Au final, Istanbul 2023 saisit avec finesse les macro-logiques de transformation urbaine à Istanbul qui maintiennent « ses habitants dans un présent perpétuel ». Précisons d’ailleurs que le style d’écriture et la structure générale de l’ouvrage esquivent certaines lourdeurs académiques ce qui le rend d’autant plus accessible. Un format atypique de type « guide de poche » permet d’ailleurs de l’avoir potentiellement toujours à portée de main. Les photographies sélectionnées complètent par ailleurs parfaitement l’analyse. Le séquençage cartographique est, quand à lui, parfois, moins facile d’accès. Le risque sera de perdre trop facilement en route nos deux auteurs-marcheurs, pour celui qui est peu familier de la géographie stambouliote. Sans doute est-ce là un choix éditorial. Replacer la carte située en deuxième de couverture à la suite du sommaire aurait surement permis de mieux saisir visuellement la logique directionnelle ouest-est de la (dé)-marche entreprise. D’autre part, le dédoublement d’une lecture cartographique à la fois horizontale pour incliner correctement le fond de carte, et verticale pour lire la légende indiquant les lieux (voir par exemple p.15 et p.33), ne rend pas le décodage commode. Une légende accompagnant une sémiologie graphique relativement complexe aurait également aidé à mieux suggérer les dynamiques spatiales décrites dans le texte.

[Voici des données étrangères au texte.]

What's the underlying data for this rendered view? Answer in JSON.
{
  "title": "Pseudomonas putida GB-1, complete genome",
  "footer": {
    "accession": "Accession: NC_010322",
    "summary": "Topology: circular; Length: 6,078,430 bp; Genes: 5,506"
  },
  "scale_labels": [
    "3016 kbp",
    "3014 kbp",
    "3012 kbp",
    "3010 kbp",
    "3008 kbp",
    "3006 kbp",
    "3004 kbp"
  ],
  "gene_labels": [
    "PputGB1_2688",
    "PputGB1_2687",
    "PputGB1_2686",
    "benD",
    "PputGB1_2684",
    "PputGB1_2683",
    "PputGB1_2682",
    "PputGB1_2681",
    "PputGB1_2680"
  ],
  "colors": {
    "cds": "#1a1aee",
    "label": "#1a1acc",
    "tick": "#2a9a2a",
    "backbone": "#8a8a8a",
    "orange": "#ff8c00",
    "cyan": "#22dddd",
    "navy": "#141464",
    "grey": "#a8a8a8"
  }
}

Sur le fond, cet ouvrage est un outil empirique sur lequel il serait nécessaire de capitaliser pour alimenter les débats théoriques sur les transformations de l’urbain dans les villes émergentes. Dans la postface de l’ouvrage, Jean-François Pérouse remarque justement que « les territoires sillonnés et examinés ici ne sont pas pensés comme marges par ceux qui les animent. Leurs promoteurs et leurs habitants les pressentent souvent et les désirent comme de futures centralités ». Autrement dit, les périphéries peuvent parfois être autant centrales que les centralités sont périphériques. Cela dépend du point de vue et des référentiels sur lesquelles on s’appuie. Quand tout devient finalement centralité, l’utilisation du vocabulaire des « marges » ou des « franges » entretient alors artificiellement et, sans doute involontairement, l’existence de frontières socio-spatiales que les auteurs réfutent pourtant dans leur argumentaire. En l’absence de concepts réellement opérants, la récurrence des métaphores témoigne de cette difficulté à se départir d’une grille d’analyse binaire. Parler de « pointes filandreuses », des « postes avancés de l’urbanisation » ou de « nappage urbain » sont des tentatives de dépassement de cette grille qui reste toutefois momentanées et dépendantes des qualités littéraires des auteurs. En filigrane, Yoann Morvan et Sinan Logie puisent leurs réflexions dans celles de Françoise Choay sur le post-urbain, l’urbanisation généralisée ou la prédiction de la fin de la ville, sans jamais toutefois s’y référer explicitement. La somme des « connaissances territoriales » accumulées dans Istanbul 2023 pourrait ainsi alimenter une réflexion théorique et critique sur une nouvelle sémantique qui aiderait à caractériser les portions d’espace métropolitain intensément soumises aux logiques néo-libérales des politiques urbaines actuelles.
Concluons en insistant sur l’originalité d’Istanbul 2023 qui réussit à se démarquer de nombreux écrits sur Istanbul. Le choix méthodologique d’arpenter successivement l’ensemble de ces « franges/marges » urbaines est une manière de rendre, en quelque sorte, justice à des lieux en cours d’uniformisation, pendant longtemps stigmatisés, et désormais investis par des dynamiques capitalistiques amnésiques à trop d’égards. Dire les singularités complexes qui caractérisent ces espaces est une démarche salutaire pour tous ceux et celles qui s’intéressent à Istanbul.
[Ce travail a été réalisé au sein du LABEX IMU (ANR-10-LABX-0088) de l`Université de Lyon, dans le cadre du programme "Investissements d`Avenir" (ANR-11-IDEX-0007) de l`Etat Français, géré par l`Agence Nationale de la Recherche (ANR).]